Olympic winning athlete Jessica Ennis-Hill has told Sky News that there is not enough support in place to help female athletes who fall pregnant.
Ennis-Hill gave birth to her first child in 2014, and went on to win the heptathlon at the athletics world championships in Beijing a year later, and came second in the Rio Olympics in 2016.
She retired from her illustrious athletics career at the end of 2016 and was made a Dame in 2017.
Speaking to Sky News' Sarah-Jane Mee on Wednesday's Sunrise, she said that there is not enough to help athletes who fall pregnant whilst they are training or competing, saying: "It's just about providing that support.
"When you become a mum for the first time, your life changes so much and you don't know how it's going to change or how you're going to feel physically and mentally and your job is essentially physical, it's your body.
"If we can just provide support to relieve some of that extra pressure that you feel once you've had your baby then that's a massive part of it, so mums don't feel like they have to rush back,they can do it at their own pace, and they will get back successfully.

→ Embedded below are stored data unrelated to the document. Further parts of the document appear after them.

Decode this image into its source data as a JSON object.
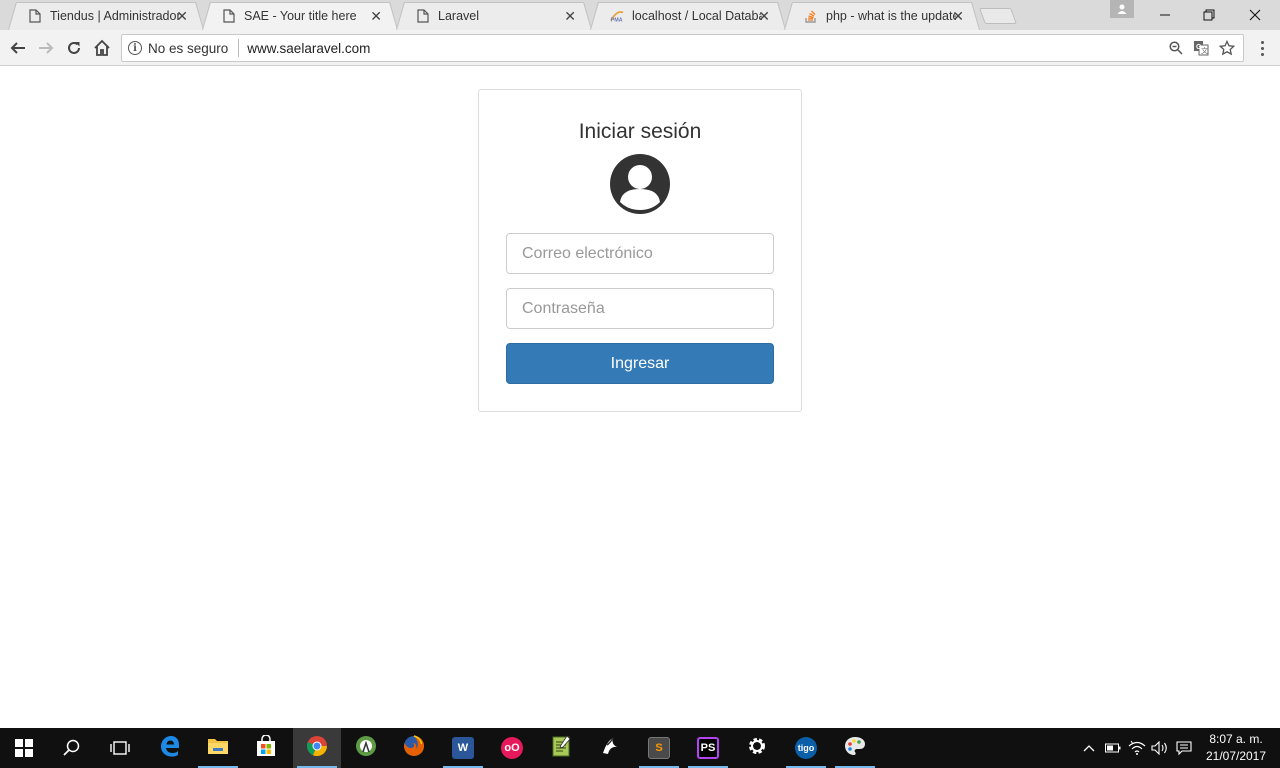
{
  "browser": {
    "tabs": [
      {
        "title": "Tiendus | Administrador",
        "icon": "page-icon",
        "active": false
      },
      {
        "title": "SAE - Your title here",
        "icon": "page-icon",
        "active": true
      },
      {
        "title": "Laravel",
        "icon": "page-icon",
        "active": false
      },
      {
        "title": "localhost / Local Databas",
        "icon": "phpmyadmin-icon",
        "active": false
      },
      {
        "title": "php - what is the update",
        "icon": "stackoverflow-icon",
        "active": false
      }
    ],
    "close_glyph": "✕",
    "security_label": "No es seguro",
    "url": "www.saelaravel.com"
  },
  "login": {
    "title": "Iniciar sesión",
    "email_placeholder": "Correo electrónico",
    "password_placeholder": "Contraseña",
    "submit_label": "Ingresar",
    "accent_color": "#337ab7"
  },
  "taskbar": {
    "apps": [
      {
        "name": "edge",
        "icon": "edge-icon"
      },
      {
        "name": "file-explorer",
        "icon": "folder-icon"
      },
      {
        "name": "store",
        "icon": "store-icon"
      },
      {
        "name": "chrome",
        "icon": "chrome-icon"
      },
      {
        "name": "android-studio",
        "icon": "android-studio-icon"
      },
      {
        "name": "firefox",
        "icon": "firefox-icon"
      },
      {
        "name": "word",
        "icon": "word-icon",
        "label": "W"
      },
      {
        "name": "flickr",
        "icon": "flickr-icon",
        "label": "oO"
      },
      {
        "name": "notepad",
        "icon": "notepad-icon"
      },
      {
        "name": "inkscape",
        "icon": "inkscape-icon"
      },
      {
        "name": "sublime-text",
        "icon": "sublime-icon",
        "label": "S"
      },
      {
        "name": "phpstorm",
        "icon": "phpstorm-icon",
        "label": "PS"
      },
      {
        "name": "settings",
        "icon": "gear-icon"
      },
      {
        "name": "tigo",
        "icon": "tigo-icon",
        "label": "tigo"
      },
      {
        "name": "paint",
        "icon": "palette-icon"
      }
    ],
    "clock_time": "8:07 a. m.",
    "clock_date": "21/07/2017"
  }
}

"If you put your mind to something, you can achieve such great things."
Ennis-Hill added: "It puts your body in a much better position, taking your time and not rushing that process because it can be quite damaging."
The world champion athlete also broached the subject of Caster Semenya, who is currently appealing a ruling that she has to take hormone blockers to reduce her levels of naturally-occurring testosterone before she can compete.
Ennis-Hill said that it is a "complex issue" when it comes to the discussion around her right to run.
"There's no right and wrong here, it's so confusing.
"I'm not in the thick of athletics... I'm not amongst that community anymore but I've read and I've heard different arguments and different sides and it's still very hard to understand fully and hard to make an opinion and say vocally what you think.
"You can see both sides. You can see the difficulties."
She added: "There's so many different levels to it, to understand it firstly and then implement change where Caster feels supported and her human rights are protected but also the other athletes are competing, they feel they're on a level playing field."